Kadir İnanır’ın film çektiği dönemlerde bu konuşma o kadar yoğun değildi. Bu görüntüyle Tarkan’a da benziyor. Sert bakışlar ve tavırlar mesela. Kadir İnanır’dan da aldığımız çok fazla şey var. Ama daha çok bir harmanlama.
Kadir İnanır telif haklarına dikkat çekmeye çalışıyor ve bence doğru bir şey yapıyor. Hepimiz mağduruz oyuncular olarak bu konuda. Yarım Elma dizisi benden sonra kaç bölüm yayınlandı hatırlamıyorum bile, ilk senelerde en çok reklam alan işlerden biriydi ama benim cebime giren 5 kuruş para yoktu. Sonuçta benim de emeğim var.

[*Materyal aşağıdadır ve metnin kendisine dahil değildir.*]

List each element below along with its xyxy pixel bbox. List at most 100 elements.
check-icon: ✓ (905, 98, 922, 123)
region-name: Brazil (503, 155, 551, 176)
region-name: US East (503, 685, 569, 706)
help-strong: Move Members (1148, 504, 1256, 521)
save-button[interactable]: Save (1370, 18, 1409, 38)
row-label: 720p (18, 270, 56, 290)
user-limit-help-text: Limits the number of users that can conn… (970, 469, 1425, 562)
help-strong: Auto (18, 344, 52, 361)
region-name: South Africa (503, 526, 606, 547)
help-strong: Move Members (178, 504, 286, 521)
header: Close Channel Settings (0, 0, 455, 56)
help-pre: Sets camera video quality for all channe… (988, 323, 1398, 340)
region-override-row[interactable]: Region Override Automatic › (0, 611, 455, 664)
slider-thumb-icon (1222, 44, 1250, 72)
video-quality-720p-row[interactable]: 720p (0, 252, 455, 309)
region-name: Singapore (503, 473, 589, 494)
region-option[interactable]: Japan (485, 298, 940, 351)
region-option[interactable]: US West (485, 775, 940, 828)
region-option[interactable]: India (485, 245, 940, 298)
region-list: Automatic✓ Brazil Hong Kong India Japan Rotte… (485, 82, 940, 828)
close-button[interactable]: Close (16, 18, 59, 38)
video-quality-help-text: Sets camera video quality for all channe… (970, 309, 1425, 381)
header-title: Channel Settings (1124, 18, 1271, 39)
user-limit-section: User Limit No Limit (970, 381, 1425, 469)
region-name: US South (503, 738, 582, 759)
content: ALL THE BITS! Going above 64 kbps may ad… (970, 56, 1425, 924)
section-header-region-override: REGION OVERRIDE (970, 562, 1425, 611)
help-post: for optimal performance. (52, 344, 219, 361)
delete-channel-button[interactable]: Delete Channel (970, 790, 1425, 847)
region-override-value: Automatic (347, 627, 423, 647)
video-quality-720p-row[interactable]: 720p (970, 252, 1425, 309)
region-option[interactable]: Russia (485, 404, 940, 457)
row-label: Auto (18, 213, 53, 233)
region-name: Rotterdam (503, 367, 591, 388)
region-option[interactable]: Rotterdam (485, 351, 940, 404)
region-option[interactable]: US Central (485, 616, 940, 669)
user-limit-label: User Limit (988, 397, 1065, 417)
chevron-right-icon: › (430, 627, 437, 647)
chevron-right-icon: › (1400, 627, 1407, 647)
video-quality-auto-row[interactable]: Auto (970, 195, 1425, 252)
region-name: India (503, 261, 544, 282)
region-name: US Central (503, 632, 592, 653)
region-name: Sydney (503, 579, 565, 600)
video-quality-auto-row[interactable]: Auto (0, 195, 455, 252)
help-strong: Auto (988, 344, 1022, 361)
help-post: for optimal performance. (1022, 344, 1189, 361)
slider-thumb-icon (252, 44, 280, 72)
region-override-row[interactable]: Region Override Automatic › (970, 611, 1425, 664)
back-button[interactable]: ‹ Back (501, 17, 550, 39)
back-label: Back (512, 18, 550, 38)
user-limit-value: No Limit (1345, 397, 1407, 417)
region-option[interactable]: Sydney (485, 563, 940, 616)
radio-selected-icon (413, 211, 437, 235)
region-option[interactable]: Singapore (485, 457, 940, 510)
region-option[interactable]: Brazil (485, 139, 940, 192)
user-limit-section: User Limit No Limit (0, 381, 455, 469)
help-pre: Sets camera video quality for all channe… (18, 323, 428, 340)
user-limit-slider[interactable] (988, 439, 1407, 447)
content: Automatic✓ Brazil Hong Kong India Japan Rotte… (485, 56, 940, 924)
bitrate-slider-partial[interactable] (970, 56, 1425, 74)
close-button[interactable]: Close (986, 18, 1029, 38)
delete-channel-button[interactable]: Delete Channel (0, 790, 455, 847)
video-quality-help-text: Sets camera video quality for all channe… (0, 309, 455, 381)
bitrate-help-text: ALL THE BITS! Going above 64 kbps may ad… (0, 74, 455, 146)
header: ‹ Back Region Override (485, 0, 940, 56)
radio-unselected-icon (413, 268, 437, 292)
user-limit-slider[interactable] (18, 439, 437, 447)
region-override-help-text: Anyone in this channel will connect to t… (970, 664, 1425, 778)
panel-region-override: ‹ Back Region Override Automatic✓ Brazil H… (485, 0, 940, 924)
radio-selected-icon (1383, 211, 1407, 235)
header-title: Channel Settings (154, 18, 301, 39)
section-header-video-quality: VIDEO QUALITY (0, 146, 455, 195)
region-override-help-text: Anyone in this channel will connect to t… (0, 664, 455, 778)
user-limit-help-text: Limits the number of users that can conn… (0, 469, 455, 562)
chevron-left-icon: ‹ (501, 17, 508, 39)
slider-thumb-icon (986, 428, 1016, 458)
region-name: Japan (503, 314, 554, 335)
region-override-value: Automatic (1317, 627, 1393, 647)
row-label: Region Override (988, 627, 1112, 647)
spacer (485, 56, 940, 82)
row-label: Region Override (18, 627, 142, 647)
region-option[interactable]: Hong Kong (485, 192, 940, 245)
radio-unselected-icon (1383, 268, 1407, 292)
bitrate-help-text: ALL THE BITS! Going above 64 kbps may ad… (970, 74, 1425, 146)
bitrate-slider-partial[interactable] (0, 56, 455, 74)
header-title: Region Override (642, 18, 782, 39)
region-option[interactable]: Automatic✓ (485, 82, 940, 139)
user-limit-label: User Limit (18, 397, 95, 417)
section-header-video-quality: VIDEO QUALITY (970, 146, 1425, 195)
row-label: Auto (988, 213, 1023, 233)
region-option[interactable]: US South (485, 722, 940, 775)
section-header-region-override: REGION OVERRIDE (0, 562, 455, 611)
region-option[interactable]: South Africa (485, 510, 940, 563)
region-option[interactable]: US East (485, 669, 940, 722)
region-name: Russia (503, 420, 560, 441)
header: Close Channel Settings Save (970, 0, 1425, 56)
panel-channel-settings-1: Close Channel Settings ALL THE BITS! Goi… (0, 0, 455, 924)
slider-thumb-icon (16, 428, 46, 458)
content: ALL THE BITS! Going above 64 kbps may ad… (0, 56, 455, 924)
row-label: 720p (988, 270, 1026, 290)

Yaban henüz fenomen olmadı. Ben çok keyif aldığım bir iş yapıyorum. Fenomen olarak algılanmasını da mutlulukla karşılıyorum. Yaban’ı beyazperdede canlandırmayı çok isterim.
Gerçek hayatta hiçbir kadına tokat atmışlığım yoktur, biraz maço tarafımdır vardır aslında ama şiddete dayalı bir hamlem hiç olmadı. Doğru düzgün kavga bile etmem, kadınlara hiç el kaldırmadım şükürler olsun ki. Doğma büyüme İskenderun’luyum. Belki oralarda doğup büyümenin Anadolu erkeğine has ama uçlarda olmayan kendince biraz sert ama radikal olmayan bir maçoluk.

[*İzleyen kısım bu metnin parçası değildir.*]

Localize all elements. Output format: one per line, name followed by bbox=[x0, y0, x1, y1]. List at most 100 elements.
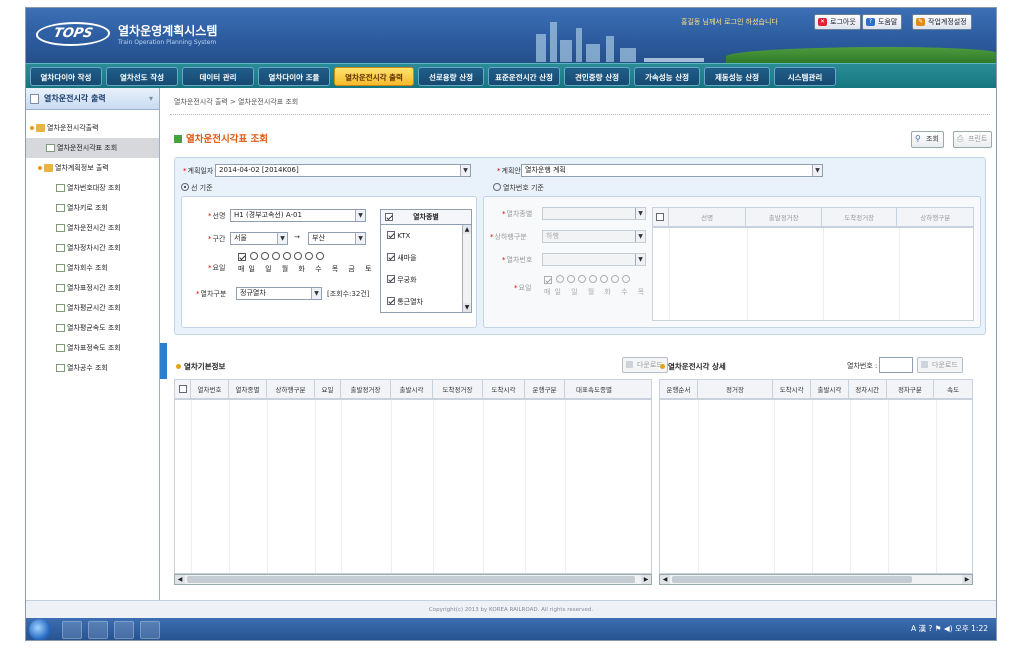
tree-item[interactable]: 열차키로 조회 bbox=[26, 198, 159, 218]
day-checkbox[interactable] bbox=[589, 275, 597, 283]
left-grid-hscroll[interactable]: ◀ ▶ bbox=[174, 574, 652, 585]
result-count: [조회수:32건] bbox=[327, 290, 370, 298]
start-button[interactable] bbox=[29, 619, 51, 640]
tree-item[interactable]: 열차번호대장 조회 bbox=[26, 178, 159, 198]
tree-item[interactable]: 열차표정시간 조회 bbox=[26, 278, 159, 298]
radio-train-basis[interactable]: 열차번호 기준 bbox=[493, 183, 544, 193]
radio-route-basis[interactable]: 선 기준 bbox=[181, 183, 213, 193]
r-type-select[interactable]: ▼ bbox=[542, 207, 646, 220]
tree-item[interactable]: 열차평균시간 조회 bbox=[26, 298, 159, 318]
ime-indicator[interactable]: A 漢 bbox=[911, 624, 926, 633]
tree-item[interactable]: 열차평균속도 조회 bbox=[26, 318, 159, 338]
help-icon[interactable]: ? bbox=[928, 624, 932, 633]
train-type-row[interactable]: 무궁화 bbox=[381, 269, 471, 291]
train-type-all-checkbox[interactable] bbox=[385, 213, 393, 221]
day-checkbox[interactable] bbox=[316, 252, 324, 260]
tab-timetable-output[interactable]: 열차운전시각 출력 bbox=[334, 67, 414, 86]
right-grid-hscroll[interactable]: ◀ ▶ bbox=[659, 574, 973, 585]
tab-standard-runtime[interactable]: 표준운전시간 산정 bbox=[488, 67, 560, 86]
taskbar-icon-ie[interactable] bbox=[88, 621, 108, 639]
checkbox-checked-icon[interactable] bbox=[387, 253, 395, 261]
search-button[interactable]: ⚲ 조회 bbox=[911, 131, 944, 148]
r-direction-select[interactable]: 하행 ▼ bbox=[542, 230, 646, 243]
r-number-select[interactable]: ▼ bbox=[542, 253, 646, 266]
tree-item[interactable]: 열차회수 조회 bbox=[26, 258, 159, 278]
day-checkbox[interactable] bbox=[567, 275, 575, 283]
clock[interactable]: 오후 1:22 bbox=[955, 624, 988, 633]
train-type-row[interactable]: 통근열차 bbox=[381, 291, 471, 313]
day-checkboxes[interactable] bbox=[238, 252, 327, 262]
day-checkbox[interactable] bbox=[622, 275, 630, 283]
page-title: 열차운전시각표 조회 bbox=[174, 131, 268, 145]
sidebar-header[interactable]: 열차운전시각 출력 ▾ bbox=[26, 88, 159, 110]
tree-item[interactable]: 열차공수 조회 bbox=[26, 358, 159, 378]
day-checkbox[interactable] bbox=[272, 252, 280, 260]
tab-data-manage[interactable]: 데이터 관리 bbox=[182, 67, 254, 86]
r-grid-select-all[interactable] bbox=[653, 208, 669, 226]
day-checkbox[interactable] bbox=[600, 275, 608, 283]
flag-icon[interactable]: ⚑ bbox=[935, 624, 942, 633]
day-checkbox[interactable] bbox=[305, 252, 313, 260]
scroll-up-icon[interactable]: ▲ bbox=[463, 225, 471, 234]
tab-line-capacity[interactable]: 선로용량 산정 bbox=[418, 67, 484, 86]
taskbar-icon-desktop[interactable] bbox=[62, 621, 82, 639]
tree-folder-plan-info[interactable]: 열차계획정보 출력 bbox=[26, 158, 159, 178]
day-checkbox[interactable] bbox=[261, 252, 269, 260]
scroll-down-icon[interactable]: ▼ bbox=[463, 303, 471, 312]
scroll-right-icon[interactable]: ▶ bbox=[641, 575, 651, 584]
checkbox-checked-icon[interactable] bbox=[387, 297, 395, 305]
tab-acceleration[interactable]: 가속성능 산정 bbox=[634, 67, 700, 86]
plan-date-select[interactable]: 2014-04-02 [2014K06] ▼ bbox=[215, 164, 471, 177]
tree-item-timetable-view[interactable]: 열차운전시각표 조회 bbox=[26, 138, 159, 158]
tab-line-create[interactable]: 열차선도 작성 bbox=[106, 67, 178, 86]
day-checkbox[interactable] bbox=[556, 275, 564, 283]
help-button[interactable]: ? 도움말 bbox=[862, 14, 903, 30]
print-button[interactable]: ⎙ 프린트 bbox=[953, 131, 993, 148]
tree-item[interactable]: 열차표정속도 조회 bbox=[26, 338, 159, 358]
checkbox-icon[interactable] bbox=[178, 385, 187, 393]
tab-braking[interactable]: 제동성능 산정 bbox=[704, 67, 770, 86]
day-checkbox[interactable] bbox=[294, 252, 302, 260]
train-no-input[interactable] bbox=[879, 357, 913, 373]
section-to-select[interactable]: 부산 ▼ bbox=[308, 232, 366, 245]
train-type-label: KTX bbox=[397, 232, 411, 240]
scroll-thumb[interactable] bbox=[187, 576, 635, 583]
left-grid-select-all[interactable] bbox=[175, 380, 191, 398]
logout-button[interactable]: ✕ 로그아웃 bbox=[814, 14, 861, 30]
right-download-button[interactable]: 다운로드 bbox=[917, 357, 963, 373]
plan-select[interactable]: 열차운행 계획 ▼ bbox=[521, 164, 823, 177]
scroll-left-icon[interactable]: ◀ bbox=[660, 575, 670, 584]
tree-folder-timetable[interactable]: 열차운전시각출력 bbox=[26, 118, 159, 138]
scroll-right-icon[interactable]: ▶ bbox=[962, 575, 972, 584]
class-select[interactable]: 정규열차 ▼ bbox=[236, 287, 322, 300]
scroll-thumb[interactable] bbox=[672, 576, 912, 583]
tab-system-manage[interactable]: 시스템관리 bbox=[774, 67, 836, 86]
section-from-select[interactable]: 서울 ▼ bbox=[230, 232, 288, 245]
account-settings-button[interactable]: ✎ 작업계정설정 bbox=[912, 14, 972, 30]
train-type-scrollbar[interactable]: ▲ ▼ bbox=[462, 225, 471, 312]
tab-diagram-adjust[interactable]: 열차다이아 조율 bbox=[258, 67, 330, 86]
col-depart-station: 출발정거장 bbox=[746, 208, 822, 226]
tree-item[interactable]: 열차정차시간 조회 bbox=[26, 238, 159, 258]
checkbox-icon[interactable] bbox=[656, 213, 665, 221]
route-select[interactable]: H1 (경부고속선) A-01 ▼ bbox=[230, 209, 366, 222]
r-day-all-checkbox[interactable] bbox=[544, 276, 552, 284]
train-type-row[interactable]: 새마을 bbox=[381, 247, 471, 269]
tab-diagram-create[interactable]: 열차다이아 작성 bbox=[30, 67, 102, 86]
checkbox-checked-icon[interactable] bbox=[387, 275, 395, 283]
tab-traction-weight[interactable]: 견인중량 산정 bbox=[564, 67, 630, 86]
scroll-left-icon[interactable]: ◀ bbox=[175, 575, 185, 584]
day-checkbox[interactable] bbox=[578, 275, 586, 283]
day-checkbox[interactable] bbox=[250, 252, 258, 260]
day-all-checkbox[interactable] bbox=[238, 253, 246, 261]
day-checkbox[interactable] bbox=[283, 252, 291, 260]
day-checkbox[interactable] bbox=[611, 275, 619, 283]
taskbar-icon-explorer[interactable] bbox=[114, 621, 134, 639]
taskbar-icon-app[interactable] bbox=[140, 621, 160, 639]
r-day-checkboxes[interactable] bbox=[544, 275, 633, 285]
checkbox-checked-icon[interactable] bbox=[387, 231, 395, 239]
tree-item[interactable]: 열차운전시간 조회 bbox=[26, 218, 159, 238]
volume-icon[interactable]: ◀) bbox=[944, 624, 953, 633]
help-label: 도움말 bbox=[878, 18, 898, 26]
train-type-row[interactable]: KTX bbox=[381, 225, 471, 247]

Herkes sadık bir kadın ister. Anlaşabileceğim, beraber yaşamaktan keyif alabileceğim, sıcak, şefkatli... Her insanın aradığı özellikler zaten bunlar. Çok fazla ciddi ilişkim olduğu söylenemez zaten, onlar da boynuzlanma ile bitmedi.
Televizyonda gay rolü oynamak çok riskli aslında. Bizim dizimizin yapısı biraz uygun olduğu için çok tedirgin olmuyorum. Aslında televizyonda yaptığınız işlerin üzerinize yapışma riski çok yüksek, ama tiyatro ya da sinemada bu rolleri içselleştirmek daha kolay. Çünkü seyircileri başka. Onların hem kabullenebileceği hem de daha sağlıklı değerlendirebileceği bir şey. Televizyonda oynamak büyük risk.
Kadınlara karşı açlığım yoktur, onunla da bununla da olayım diye. Aşkı arıyorum zaten. Her erkek kadar poligamiyi sevsem de hayatımda aşk olsun istiyorum. Uzun zamandır hayatımda kimse yok, ben de eşimi arıyorum.